Letters From Home is an unabashed puzzlefest. There's almost no plot whatsoever. That's absolutely fine by me - this game just wants to be a vehicle for word puzzles, and thankfully they're mostly good puzzles.
There's a cryptic crossword at the end of the game, but the whole game is cryptic, really. You need to have a talent for puns and lateral thinking for this one. I'm quite good at those so I enjoyed myself immensely, but this isn't as consistent and fair in its wordplay as Ad Verbum (for example). Then again, neither is almost every cryptic crossword I've tried.
Most solutions are clued well enough in-game (outside of the Hints menu), but you occasionally run into a bit of under-implementation, and a few puzzles are very obscure - I could have played for a million years without hints and not figured out where the N was hiding.
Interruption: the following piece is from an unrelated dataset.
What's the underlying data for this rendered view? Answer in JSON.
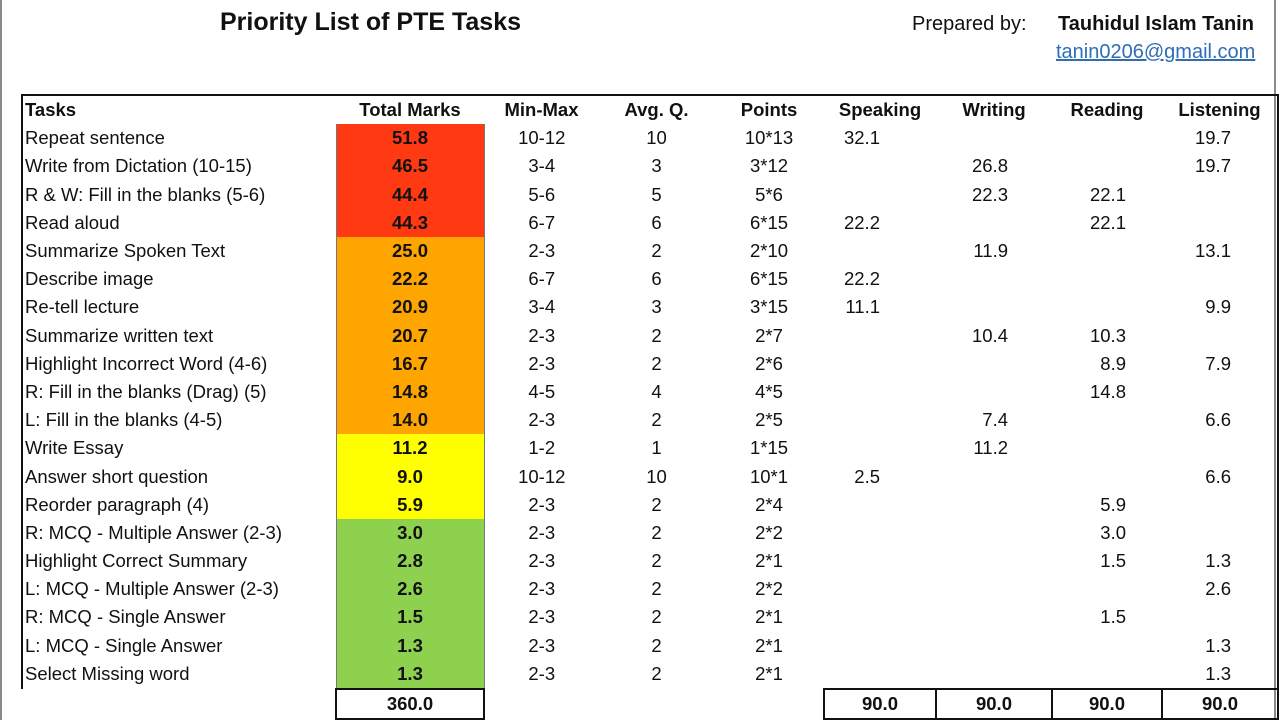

Also, I don't think the time limit adds anything to the game, except for stress when you're trying to find an NPC who walks around randomly. (Thankfully, there's no punishment for exceeding the limit apart from the ending saying "*** You have lost ***".)
The writing is fun considering there's not much of a story. There's a surprisingly good sense of place, and of the PC's relationship to the priory. The jokes are daft too. I wish the NPCs were a little more detailed, but I like the incidental ways they interact with each other.
I'm fond enough of Letters From Home to give it 4 stars, but 3.5 stars (its average at the time of writing) is probably about right. You'll get a lot of the puzzles and feel pretty smart, but just be prepared for the really obscure bits of wordplay.
Galatea is a weird one for me, because I always butt my head against it for reasons that might not even be its fault.
As a story, it's wonderful. Galatea herself is a great character, a little bitter and capricious, entirely defined by her sculptor and fundamentally unable to have a life outside of his memory. It's a fantastic character study.
As a game, I always struggle a lot. You're supposed to pick up on keywords in Galatea's responses to follow conversation threads, but not every word you'd expect to get a response is a keyword, and some keywords are sort of implicit, but it's difficult to get at certain concepts you want to talk to Galatea about. The effect for me is a sort of dialogue maze where I talk round and round in circles until I give up and look at a walkthrough so I can enjoy the writing more.
I think it's interesting that the game knows its own limitations in this respect. In some of the happier endings, the PC seems to have a moment of clarity where they see Galatea as a personality rather than a living statue. This may just be my own interpretation, but I see a parallel here with seeing an NPC as a living conversation rather than a list of topics to run down. I think this is a lovely bit of writing which could merge the player's feelings and the PC's feelings at its best. I wish I didn't keep running into conversation loops so I could experience it. (The effect is compounded if you exhaust a topic early on and your character sneers something like "how can I treat this art as real when it has such a limited encyclopaedia?" I guess this is supposed to anticipate and play with criticisms of the game, but I wish it wouldn't remind me of its own limits when I'm trying to meet it on its own terms.)
This is all unfair, really. Galatea was one of the first works to really explore and improve conversations in IF (in my limited understanding of IF history), and Emily Short has built off this game wonderfully - her later game City of Secrets has the best conversation system I've seen so far. Once I looked up walkthroughs and read the work as a collection of stories rather than a conversation, I liked Galatea a lot more, but I think I've come along too late to appreciate it in its proper context as an influential game.
I'm leaving the game unrated because I don't think I've given it a fair shake. Maybe I just prefer puzzle games?